In April 1933, the U. S. dropped the gold standard like a hot cake. All exports of gold to keep the dollar at 100-c- ceased. Last January the dollar was given a new par of 59-c- and went back on what Washington liked to think of as a new gold standard. Gold poured into the U. S. from abroad to keep the dollar from climbing above par -- $880,000,000 of it at the new value. But from January until last week not one ounce of gold left the U. S. to bolster up a sinking dollar. The reason was simple; the dollar did not sink.

Fortnight ago nationalization of silver gave the devalued dollar its first bad sinking spell, and last week gold flowed out again. Manhattan's Guaranty Trust Co., which made the shipment, had to get the Government to sell it gold for export since no one but the Government now owns gold. Permission was given in a trice. S.S. Manhattan sailed with $1,000,000 of gold for France, $279,100 for Belgium. S.S. Scythia, which entered New York Harbor with $577,900 of gold from Britain, sailed back with it still aboard.

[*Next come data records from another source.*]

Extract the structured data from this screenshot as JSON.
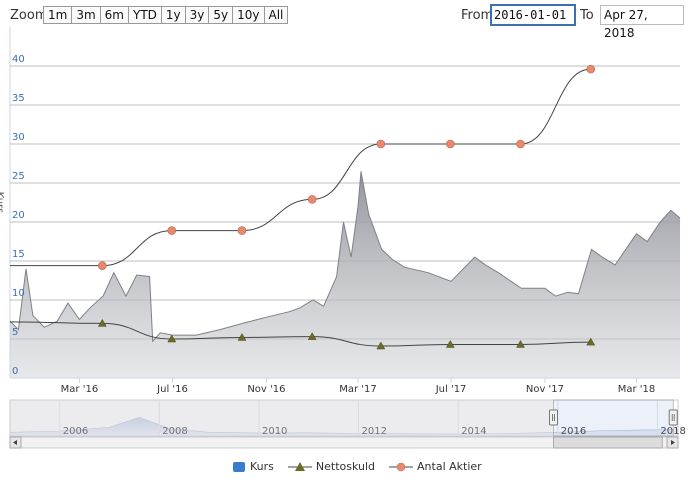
{
  "toolbar": {
    "zoom_label": "Zoom",
    "zoom_buttons": [
      "1m",
      "3m",
      "6m",
      "YTD",
      "1y",
      "3y",
      "5y",
      "10y",
      "All"
    ],
    "from_label": "From",
    "from_value": "2016-01-01",
    "to_label": "To",
    "to_value": "Apr 27, 2018"
  },
  "chart_data": {
    "type": "line",
    "ylabel": "Kurs",
    "ylim": [
      0,
      45
    ],
    "yticks": [
      0,
      5,
      10,
      15,
      20,
      25,
      30,
      35,
      40
    ],
    "xlim": [
      "2015-12-01",
      "2018-04-27"
    ],
    "xticks": [
      {
        "date": "2016-03-01",
        "label": "Mar '16"
      },
      {
        "date": "2016-07-01",
        "label": "Jul '16"
      },
      {
        "date": "2016-11-01",
        "label": "Nov '16"
      },
      {
        "date": "2017-03-01",
        "label": "Mar '17"
      },
      {
        "date": "2017-07-01",
        "label": "Jul '17"
      },
      {
        "date": "2017-11-01",
        "label": "Nov '17"
      },
      {
        "date": "2018-03-01",
        "label": "Mar '18"
      }
    ],
    "series": [
      {
        "name": "Kurs",
        "color": "#7f8088",
        "points": [
          [
            "2015-12-01",
            7.3
          ],
          [
            "2015-12-12",
            6.2
          ],
          [
            "2015-12-22",
            14.0
          ],
          [
            "2015-12-31",
            8.0
          ],
          [
            "2016-01-15",
            6.5
          ],
          [
            "2016-02-01",
            7.3
          ],
          [
            "2016-02-15",
            9.6
          ],
          [
            "2016-03-01",
            7.5
          ],
          [
            "2016-03-15",
            9.0
          ],
          [
            "2016-04-01",
            10.5
          ],
          [
            "2016-04-15",
            13.5
          ],
          [
            "2016-05-01",
            10.5
          ],
          [
            "2016-05-15",
            13.2
          ],
          [
            "2016-06-01",
            13.0
          ],
          [
            "2016-06-05",
            4.7
          ],
          [
            "2016-06-15",
            5.8
          ],
          [
            "2016-07-01",
            5.5
          ],
          [
            "2016-08-01",
            5.5
          ],
          [
            "2016-09-01",
            6.2
          ],
          [
            "2016-10-01",
            7.0
          ],
          [
            "2016-11-01",
            7.8
          ],
          [
            "2016-12-01",
            8.5
          ],
          [
            "2016-12-15",
            9.0
          ],
          [
            "2017-01-01",
            10.0
          ],
          [
            "2017-01-15",
            9.2
          ],
          [
            "2017-02-01",
            13.0
          ],
          [
            "2017-02-10",
            20.0
          ],
          [
            "2017-02-20",
            15.5
          ],
          [
            "2017-03-01",
            22.0
          ],
          [
            "2017-03-05",
            26.5
          ],
          [
            "2017-03-15",
            21.0
          ],
          [
            "2017-04-01",
            16.5
          ],
          [
            "2017-04-15",
            15.2
          ],
          [
            "2017-05-01",
            14.2
          ],
          [
            "2017-06-01",
            13.5
          ],
          [
            "2017-07-01",
            12.4
          ],
          [
            "2017-08-01",
            15.5
          ],
          [
            "2017-08-15",
            14.5
          ],
          [
            "2017-09-01",
            13.5
          ],
          [
            "2017-10-01",
            11.5
          ],
          [
            "2017-11-01",
            11.5
          ],
          [
            "2017-11-15",
            10.5
          ],
          [
            "2017-12-01",
            11.0
          ],
          [
            "2017-12-15",
            10.8
          ],
          [
            "2018-01-01",
            16.5
          ],
          [
            "2018-01-15",
            15.5
          ],
          [
            "2018-02-01",
            14.5
          ],
          [
            "2018-02-15",
            16.5
          ],
          [
            "2018-03-01",
            18.5
          ],
          [
            "2018-03-15",
            17.5
          ],
          [
            "2018-04-01",
            20.0
          ],
          [
            "2018-04-15",
            21.5
          ],
          [
            "2018-04-27",
            20.5
          ]
        ]
      },
      {
        "name": "Nettoskuld",
        "color": "#6b6b2a",
        "points": [
          [
            "2015-12-01",
            7.2
          ],
          [
            "2016-03-31",
            7.0
          ],
          [
            "2016-06-30",
            5.0
          ],
          [
            "2016-09-30",
            5.2
          ],
          [
            "2016-12-31",
            5.3
          ],
          [
            "2017-03-31",
            4.1
          ],
          [
            "2017-06-30",
            4.3
          ],
          [
            "2017-09-30",
            4.3
          ],
          [
            "2017-12-31",
            4.6
          ]
        ]
      },
      {
        "name": "Antal Aktier",
        "color": "#e8896d",
        "points": [
          [
            "2015-12-01",
            14.4
          ],
          [
            "2016-03-31",
            14.4
          ],
          [
            "2016-06-30",
            18.9
          ],
          [
            "2016-09-30",
            18.9
          ],
          [
            "2016-12-31",
            22.9
          ],
          [
            "2017-03-31",
            30.0
          ],
          [
            "2017-06-30",
            30.0
          ],
          [
            "2017-09-30",
            30.0
          ],
          [
            "2017-12-31",
            39.6
          ]
        ]
      }
    ],
    "navigator": {
      "labels": [
        "2006",
        "2008",
        "2010",
        "2012",
        "2014",
        "2016",
        "2018"
      ],
      "range": [
        "2005-01-01",
        "2018-06-01"
      ]
    },
    "legend": {
      "position": "bottom-center"
    }
  }
}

Such was the Treasury's answer to foreign skeptics who doubted that the U. S. would actually ship gold to support the dollar. The answer was practically shoved at them because the dollar had sufficiently recovered before the gold left the U. S., so that Guaranty Trust had no real need to export it. Financiers had a very good idea that the shipment was deliberately arranged by the Treasury, was a grandstand play to demonstrate that gold would be exported in the old-fashioned way.